Nachdem der Priester, immer geführt von seinem Begleiter, eine kurze
Weile auf diesem Bergweg hinan geklettert war, stand er still, um
aufzuatmen. Den großen, schwarzen, tellerartigen Hut mit der Linken
vom Kopfe nehmend, hatte er mit der Rechten ein großes, buntes
Taschentuch aus der Soutane gezogen, womit er die Schweißperlen von
seiner Stirn tupfte. Im allgemeinen ist der Natursinn, der Sinn eines
italienischen Priesters für die Schönheit der Landschaft, nicht
sonderlich. Aber der Weitblick von großer Höhe und aus der sogenannten
Vogelperspektive, wie man es nennt, ist doch ein Reiz, der auch den
naivsten Menschen mitunter trifft und ihm ein gewisses Staunen
abnötigt. Francesco erblickte seine Kirche mitsamt der dazugehörigen
Ortschaft bereits nur noch als ein Miniaturbild tief unter sich,
während rings um ihn her die gewaltige Bergwelt, wie es schien, immer
höher gen Himmel ragte. In das Gefühl des Frühjahrs mischte sich jetzt
das Gefühl des Erhabenen, das vielleicht aus einem Vergleich der
eigenen Kleinheit mit den erdrückend gewaltigen Werken der Natur und
ihrer drohenden, stummen Nähe entstehen mag und das mit einem halben
Bewußtsein davon verbunden ist, daß wir doch auch an dieser Übermacht
auf irgendeine Weise teilhaben.

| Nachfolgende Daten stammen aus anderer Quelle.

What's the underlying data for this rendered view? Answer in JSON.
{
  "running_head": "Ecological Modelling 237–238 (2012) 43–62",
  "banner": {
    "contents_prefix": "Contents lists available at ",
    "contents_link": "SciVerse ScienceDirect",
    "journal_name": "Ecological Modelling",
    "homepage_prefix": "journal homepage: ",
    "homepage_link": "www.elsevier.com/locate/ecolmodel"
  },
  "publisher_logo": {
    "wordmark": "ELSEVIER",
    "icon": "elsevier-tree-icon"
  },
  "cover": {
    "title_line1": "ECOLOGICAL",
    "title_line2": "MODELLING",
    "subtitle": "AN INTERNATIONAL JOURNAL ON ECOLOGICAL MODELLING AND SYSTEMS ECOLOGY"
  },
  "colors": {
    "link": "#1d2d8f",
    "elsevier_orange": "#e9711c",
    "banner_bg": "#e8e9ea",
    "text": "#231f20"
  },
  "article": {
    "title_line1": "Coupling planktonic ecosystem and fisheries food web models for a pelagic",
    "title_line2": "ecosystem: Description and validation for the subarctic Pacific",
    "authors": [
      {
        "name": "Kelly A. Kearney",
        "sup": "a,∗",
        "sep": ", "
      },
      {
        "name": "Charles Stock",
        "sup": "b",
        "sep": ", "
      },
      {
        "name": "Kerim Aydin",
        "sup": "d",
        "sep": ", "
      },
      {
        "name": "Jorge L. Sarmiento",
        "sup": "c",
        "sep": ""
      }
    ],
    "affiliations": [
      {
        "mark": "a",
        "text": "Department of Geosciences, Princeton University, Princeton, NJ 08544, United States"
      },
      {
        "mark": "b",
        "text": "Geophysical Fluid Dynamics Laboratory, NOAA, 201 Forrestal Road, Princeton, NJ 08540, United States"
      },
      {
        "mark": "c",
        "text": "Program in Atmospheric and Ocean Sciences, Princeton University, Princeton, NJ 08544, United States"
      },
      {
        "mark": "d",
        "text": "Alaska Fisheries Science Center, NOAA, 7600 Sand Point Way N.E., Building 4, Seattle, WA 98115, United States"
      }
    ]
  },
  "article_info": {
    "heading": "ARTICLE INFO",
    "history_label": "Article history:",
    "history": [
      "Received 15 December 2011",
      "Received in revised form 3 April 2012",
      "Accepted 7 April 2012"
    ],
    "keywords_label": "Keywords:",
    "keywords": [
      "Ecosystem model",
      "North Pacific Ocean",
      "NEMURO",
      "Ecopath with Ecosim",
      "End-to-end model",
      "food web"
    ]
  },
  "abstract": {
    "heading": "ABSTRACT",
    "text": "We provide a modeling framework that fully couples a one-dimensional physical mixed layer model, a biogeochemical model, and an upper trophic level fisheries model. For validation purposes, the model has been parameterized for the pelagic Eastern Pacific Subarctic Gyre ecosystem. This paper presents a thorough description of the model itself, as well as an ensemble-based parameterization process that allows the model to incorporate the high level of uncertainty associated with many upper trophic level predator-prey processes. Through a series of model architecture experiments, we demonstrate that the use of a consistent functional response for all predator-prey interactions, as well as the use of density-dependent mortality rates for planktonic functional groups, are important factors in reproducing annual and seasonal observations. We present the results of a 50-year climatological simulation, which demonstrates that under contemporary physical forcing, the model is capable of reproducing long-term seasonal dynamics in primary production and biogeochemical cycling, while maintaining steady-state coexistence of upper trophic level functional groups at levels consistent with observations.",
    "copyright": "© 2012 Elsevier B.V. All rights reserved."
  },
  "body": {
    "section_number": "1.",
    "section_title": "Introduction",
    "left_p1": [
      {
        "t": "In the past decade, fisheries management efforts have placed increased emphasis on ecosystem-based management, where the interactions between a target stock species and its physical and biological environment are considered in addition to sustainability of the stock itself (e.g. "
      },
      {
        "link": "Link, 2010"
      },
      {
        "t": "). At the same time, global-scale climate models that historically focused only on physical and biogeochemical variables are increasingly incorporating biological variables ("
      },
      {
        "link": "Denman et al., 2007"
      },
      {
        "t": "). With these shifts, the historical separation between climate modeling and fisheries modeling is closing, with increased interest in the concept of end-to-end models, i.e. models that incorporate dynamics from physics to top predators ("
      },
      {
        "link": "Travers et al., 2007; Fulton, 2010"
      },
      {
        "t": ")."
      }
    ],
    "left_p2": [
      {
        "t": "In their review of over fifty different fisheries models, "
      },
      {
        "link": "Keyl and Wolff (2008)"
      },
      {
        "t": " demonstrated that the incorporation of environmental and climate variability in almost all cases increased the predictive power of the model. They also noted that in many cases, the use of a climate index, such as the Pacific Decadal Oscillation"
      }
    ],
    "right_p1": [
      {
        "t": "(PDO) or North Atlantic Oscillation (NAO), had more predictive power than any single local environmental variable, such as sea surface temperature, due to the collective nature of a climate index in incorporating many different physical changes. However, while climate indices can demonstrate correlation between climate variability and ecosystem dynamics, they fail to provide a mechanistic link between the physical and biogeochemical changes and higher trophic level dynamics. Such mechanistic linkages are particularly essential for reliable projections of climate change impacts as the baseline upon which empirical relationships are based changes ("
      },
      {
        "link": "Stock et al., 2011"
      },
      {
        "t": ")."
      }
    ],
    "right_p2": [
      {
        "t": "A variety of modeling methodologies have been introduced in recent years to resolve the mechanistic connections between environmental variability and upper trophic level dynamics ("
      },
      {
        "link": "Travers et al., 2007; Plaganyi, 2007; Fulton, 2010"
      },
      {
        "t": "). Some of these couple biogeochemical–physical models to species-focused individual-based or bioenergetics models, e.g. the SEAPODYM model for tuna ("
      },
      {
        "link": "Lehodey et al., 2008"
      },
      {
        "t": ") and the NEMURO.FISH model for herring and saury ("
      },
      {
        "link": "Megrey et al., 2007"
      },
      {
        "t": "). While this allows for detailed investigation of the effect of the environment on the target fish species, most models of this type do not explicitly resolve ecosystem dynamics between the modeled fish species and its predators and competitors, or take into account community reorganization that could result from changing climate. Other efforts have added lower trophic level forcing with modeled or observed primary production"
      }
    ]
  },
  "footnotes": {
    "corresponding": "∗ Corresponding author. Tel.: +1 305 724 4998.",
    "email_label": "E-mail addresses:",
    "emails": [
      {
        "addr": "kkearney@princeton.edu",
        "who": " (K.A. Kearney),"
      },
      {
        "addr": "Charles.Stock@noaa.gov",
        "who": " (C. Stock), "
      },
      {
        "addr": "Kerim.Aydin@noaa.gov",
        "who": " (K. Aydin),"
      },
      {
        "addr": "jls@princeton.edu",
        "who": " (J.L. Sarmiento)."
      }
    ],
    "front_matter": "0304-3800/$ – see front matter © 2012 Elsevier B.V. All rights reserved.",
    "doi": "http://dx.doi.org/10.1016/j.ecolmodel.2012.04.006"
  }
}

Kurz, Francesco fühlte sich
erhaben-groß und winzig-klein in ein und demselben Augenblick, und
dies gab den Anlaß, mit gewohnter Bewegung auf Stirn und Brust das vor
Irrungen und Dämonen schützende Kreuz zu schlagen.
Im Weitersteigen hatten bald wieder religiöse Fragen und
praktisch-kirchliche Angelegenheiten seines Sprengels von dem
jugendlich eifrigen Klerikus Besitz ergriffen. Und als er wiederum
diesmal am Eingang eines felsigen Hochtals stille stand und sich
umwandte, hatte ihn der Anblick eines arg verwahrlosten, hier für die
Hirten errichteten, gemauerten Heiligenschreins auf den Gedanken
gebracht, alle vorhandenen Heiligtümer seines Kirchspiels, und wenn
sie noch so entlegen waren, aufzusuchen und in einen gotteswürdigen
Stand zu setzen. Er ließ sogleich seine Augen umherschweifen und
suchte den die vorhandenen Kultstätten womöglich umfassenden
Überblick.
Er nahm seine eigene Kirche mit dem daran geklebten Pfarrhaus zum
Ausgangspunkt. Sie stand, wie gesagt, auf der Ebene des Dorfplatzes
und ihre Außenmauern setzten sich in steilen Wänden des Grundfelsens
fort, an dem ein munterer Gebirgsbach unten vorüberrauschte. Dieser
Gebirgsbach, unter dem Platz von Soana hindurchgeführt, trat in einem
gemauerten Bogen ans Licht, wo er, freilich durch Abwässer stark
verunreinigt, Baumgärten und blumige Wiesen wässerte. Jenseit der
Kirche, ein wenig höher, was von hier aus nicht festzustellen war, lag
auf rundem, flachen Terrassenhügel das älteste Heiligtum der Umgegend,
eine kleine Kapelle, der Jungfrau Maria geweiht, deren verstaubtes
Kultbild auf dem Altar von einem byzantinischen Mosaik der Apsis
überwölbt wurde. Dieses, trotz tausendjährigen und höheren Alters in
Goldgrund und Zeichnung wohlerhaltene, Mosaik stellte Christus
Pantokrator dar. Die Entfernung von der Hauptkirche bis zu diesem
Heiligtum betrug nicht über drei Steinwurfsweiten. Eine andere hübsche
Kapelle, diese der heiligen Anna geweiht, lag in der gleichen
Entfernung von ihr. Über Soana und hinter Soana erhob sich ein äußerst
spitzer Bergkegel, der im Umkreis natürlich von weiten Talräumen und
den Flanken der überragenden Generoso-Kette umgeben war. Dieser
beinahe zuckerhutartige, aber bis oben begrünte, scheinbar
unzugängliche Berg hieß Sant Agatha, weil er auf seinem Gipfel zur Not
ein Kapellchen eben dieser Heiligen beherbergte. Dies waren im engsten
Umkreis der Ortschaft eine Kirche und drei Kapellen, der sich im
weiteren Kreise der Pfarre drei oder vier andere Kapellen anreihten.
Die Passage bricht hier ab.